This was Greg Dawson’s first book, to be followed by “Judgment Before Nuremberg” (reviewed earlier); while that book details Dawson’s pilgrimage to Kharkov to see where his mother and her sister had lived and where their parents and grandparents had perished (Drobitsky Yar), this one chronicles the incredible odyssey of survival experienced by Zhanna and Frina Arshanskaya as they journeyed from Kharkov through western Ukraine, to Berlin and many slave labor camps, and ultimately to Bavaria and the United States – much of it under the assumed names of Anna and Marina Morozova; two Russian Jewish girls who used their musical talent to stay alive while “hiding in plain sight”. It can be compared in certain ways to the story of Fania Fénelon, who used her musical ability to stay alive in Auschwitz, as related in “Playing For Time”.
What stands out for me, along with the all-too-well-known horrors of the Holocaust, here where it began in the fall of 1941, and which I need not go over again, is the incredible power of music to transcend barriers – those of ethnicity, nationality, religion, and ideology – and ultimately to save lives. Little did the sisters imagine that they would be playing before audiences of Wehrmacht troops and SS men on occupation duty in various Ukrainian towns; and later before larger groups of Czechs, Poles, Ukrainians, Estonians, Latvians and Lithuanians in slave labor camps; and little did the Germans know that they were being entertained by Russian Jews – the very people Himmler and his ilk had vowed to exterminate. Yet it was the music of Chopin, Beethoven, Mozart, Scarlatti, and many others that brought them all together, at least for awhile – great testimony to music as a universal language – and enabled them to maintain the charade that kept them alive.
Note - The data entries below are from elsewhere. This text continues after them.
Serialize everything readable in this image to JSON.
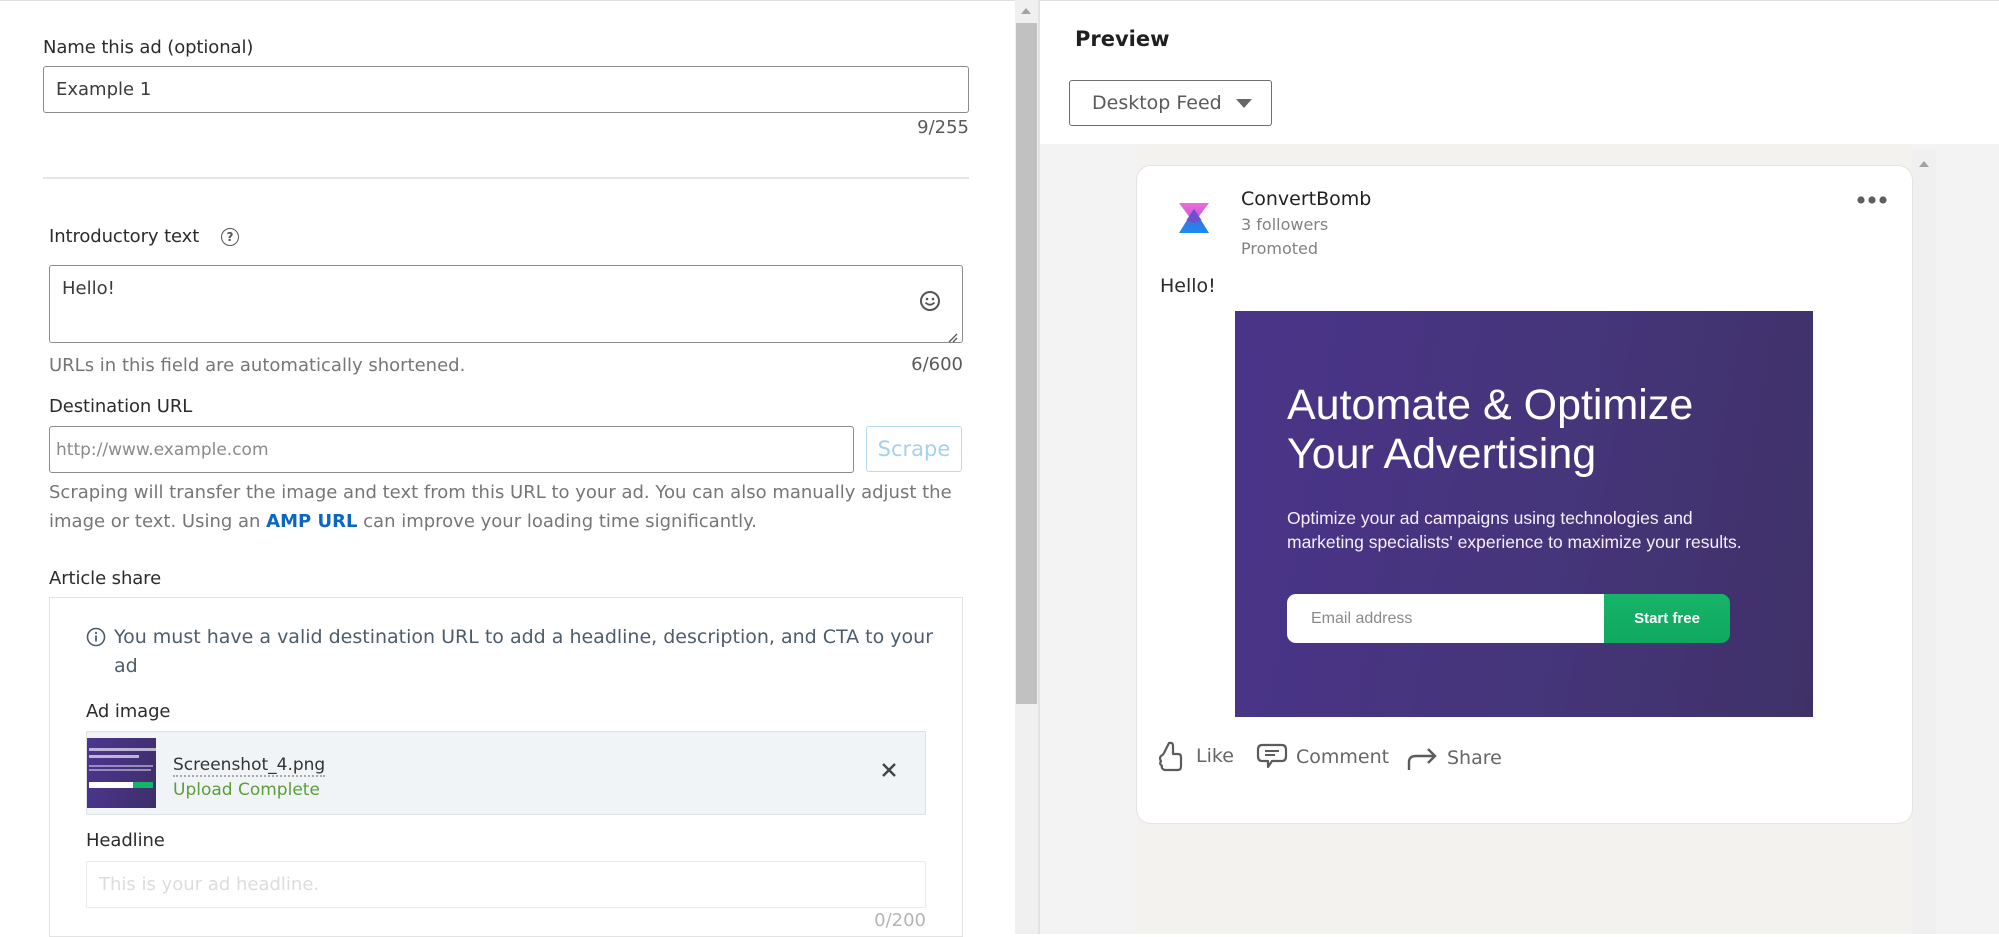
{
  "form": {
    "name_label": "Name this ad (optional)",
    "name_value": "Example 1",
    "name_counter": "9/255",
    "intro_label": "Introductory text",
    "intro_help_icon": "question-circle-icon",
    "intro_value": "Hello!",
    "intro_emoji_icon": "smiley-icon",
    "intro_helper": "URLs in this field are automatically shortened.",
    "intro_counter": "6/600",
    "dest_label": "Destination URL",
    "dest_placeholder": "http://www.example.com",
    "scrape_label": "Scrape",
    "scrape_helper_1": "Scraping will transfer the image and text from this URL to your ad. You can also manually adjust the",
    "scrape_helper_2a": "image or text. Using an ",
    "scrape_helper_link": "AMP URL",
    "scrape_helper_2b": " can improve your loading time significantly.",
    "article_label": "Article share",
    "info_icon": "info-circle-icon",
    "info_text_1": "You must have a valid destination URL to add a headline, description, and CTA to your",
    "info_text_2": "ad",
    "ad_image_label": "Ad image",
    "ad_image_file": "Screenshot_4.png",
    "ad_image_status": "Upload Complete",
    "ad_image_remove_icon": "close-icon",
    "headline_label": "Headline",
    "headline_placeholder": "This is your ad headline.",
    "headline_counter": "0/200"
  },
  "preview": {
    "title": "Preview",
    "view_selected": "Desktop Feed",
    "company": "ConvertBomb",
    "followers": "3 followers",
    "promoted": "Promoted",
    "menu_icon": "more-horizontal-icon",
    "post_text": "Hello!",
    "creative": {
      "headline_1": "Automate & Optimize",
      "headline_2": "Your Advertising",
      "sub_1": "Optimize your ad campaigns using technologies and",
      "sub_2": "marketing specialists' experience to maximize your results.",
      "email_placeholder": "Email address",
      "cta": "Start free"
    },
    "actions": [
      {
        "label": "Like",
        "icon": "thumbs-up-icon"
      },
      {
        "label": "Comment",
        "icon": "comment-icon"
      },
      {
        "label": "Share",
        "icon": "share-arrow-icon"
      }
    ]
  },
  "colors": {
    "link": "#0a66c2",
    "success": "#5a9e3a",
    "cta_green": "#12ad63",
    "creative_purple": "#4a3489"
  }
}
Later on, after the sisters were able to come to the United States, both had distinguished careers as musical performers and teachers. The book was written in 2008. As of early 2019 Zhanna was still alive; I was unable to confirm Frina’s status.
This is at least one Holocaust story with a happy ending, and shows how the United States immigration system, at its best, is supposed to work, opening the doors of our country to those who needed a place of refuge. If the sisters had been forced to return to Ukraine, as many Russian prisoners of war and DP’s were in 1945 and 1946, they would have probably been executed or sent to the Gulag, since Stalin viewed such people as traitors for having been imprisoned or captured and was afraid that they would reveal embarrassing information about the “workers’ paradise”. Thousands of unfortunates did suffer this fate; another testimony to the fact that communist systems always have to be maintained by fear, intimidation and terror since they simply do not work; the human spirit ultimately rebels against them.